Soy pesado, pero ahí puede estar la persona a la que buscamos y que nos amarga la existencia.
Estoy casi seguro de que ese hombre anda detrás de los mensajes. Nadie me puede decir lo contrario. Si conseguimos su nombre, su paradero y una fotografía de él, sería un avance.
—Te acabo de mandar las imágenes, ábrelas en el ordenador —bordeo la mesa hasta ponerme detrás de su silla para ver cómo trabaja.
—Nunca tires la toalla, Calix. Se insistente, al final podrás conseguir lo que desees —una sonrisa medio tímida abarca mis labios.

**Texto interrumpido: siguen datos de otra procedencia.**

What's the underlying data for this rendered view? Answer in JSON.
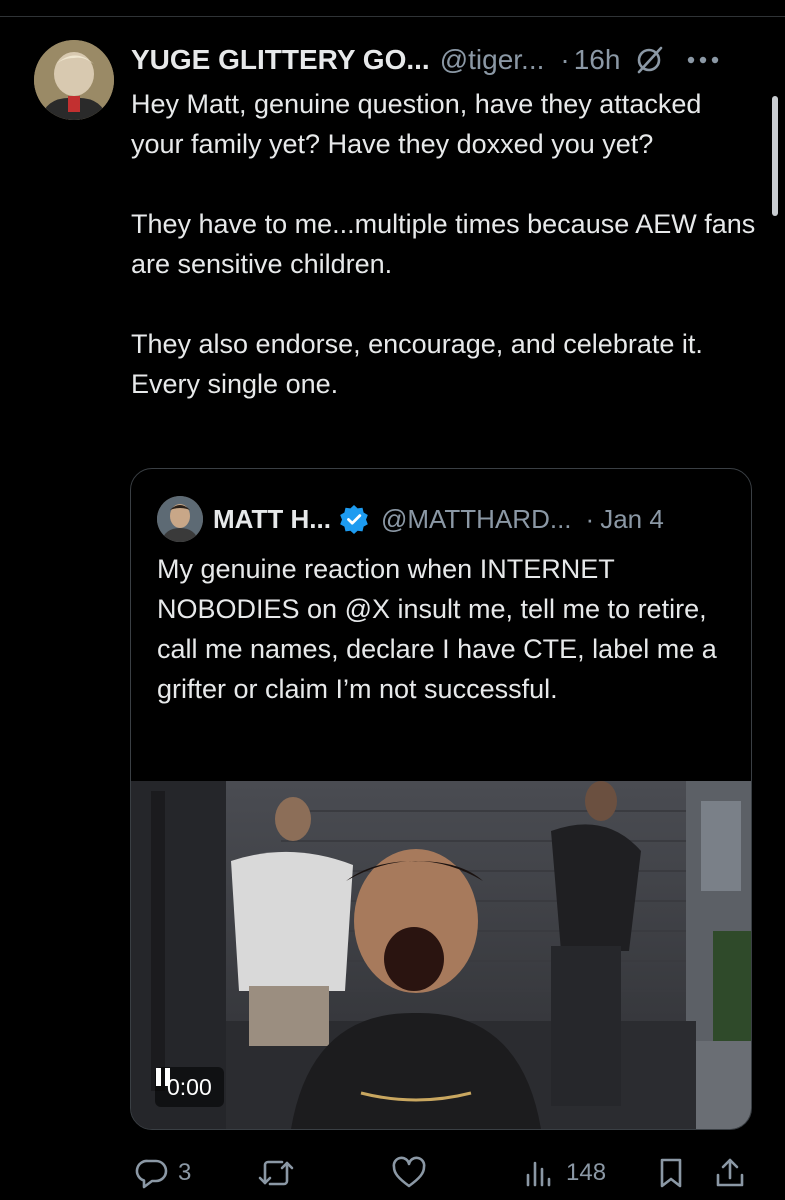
{
  "tweet": {
    "display_name": "YUGE GLITTERY GO...",
    "handle": "@tiger...",
    "separator": "·",
    "time": "16h",
    "paragraphs": [
      "Hey Matt, genuine question, have they attacked your family yet? Have they doxxed you yet?",
      "They have to me...multiple times because AEW fans are sensitive children.",
      "They also endorse, encourage, and celebrate it. Every single one."
    ],
    "icons": {
      "grok": "grok-slash-icon",
      "more": "more-dots-icon"
    }
  },
  "quote": {
    "display_name": "MATT H...",
    "handle": "@MATTHARD...",
    "separator": "·",
    "date": "Jan 4",
    "text": "My genuine reaction when INTERNET NOBODIES on @X insult me, tell me to retire, call me names, declare I have CTE, label me a grifter or claim I’m not successful.",
    "verified_color": "#1d9bf0",
    "video": {
      "timer": "0:00",
      "state_icon": "pause-icon"
    }
  },
  "actions": {
    "replies": "3",
    "views": "148",
    "icons": [
      "reply-icon",
      "repost-icon",
      "like-icon",
      "views-icon",
      "bookmark-icon",
      "share-icon"
    ]
  },
  "colors": {
    "background": "#000000",
    "text": "#e7e9ea",
    "muted": "#8b98a5",
    "accent": "#1d9bf0"
  }
}
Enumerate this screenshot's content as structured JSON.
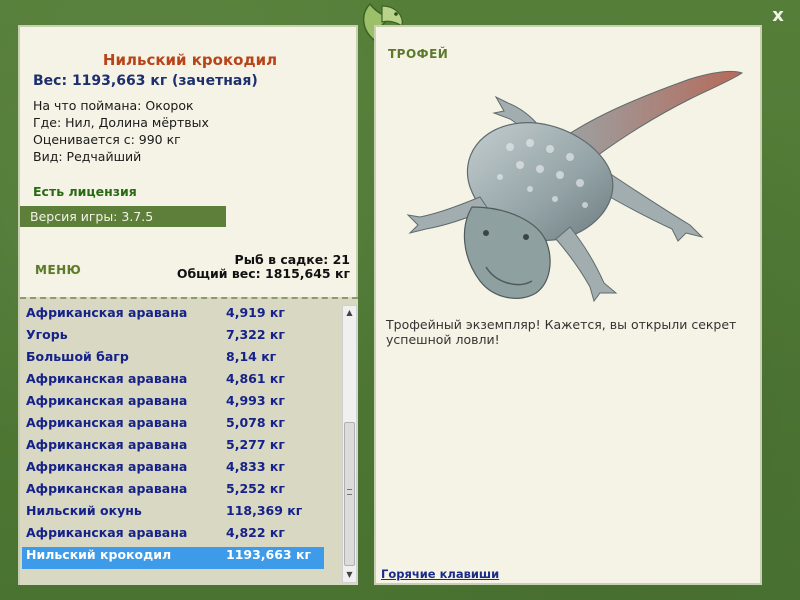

—Gracias —susurro solo para que ella escuche.
Ella no dice nada más se concentra en la pantalla del ordenador que trabaja sin descanso por órdenes de mi prima cuando maneja con dedicación y a su antojo el teclado. Las fórmulas van cambiando y bajando y subiendo. Mi concentración se va a una esquina donde hay un pequeño apartado donde pienso que debe de aparecer el coche y justo abajo la matrícula, el nombre de la persona que realmente es el dueño, si lo han robado y cruzo los dedos para que también salga la persona que lo robó.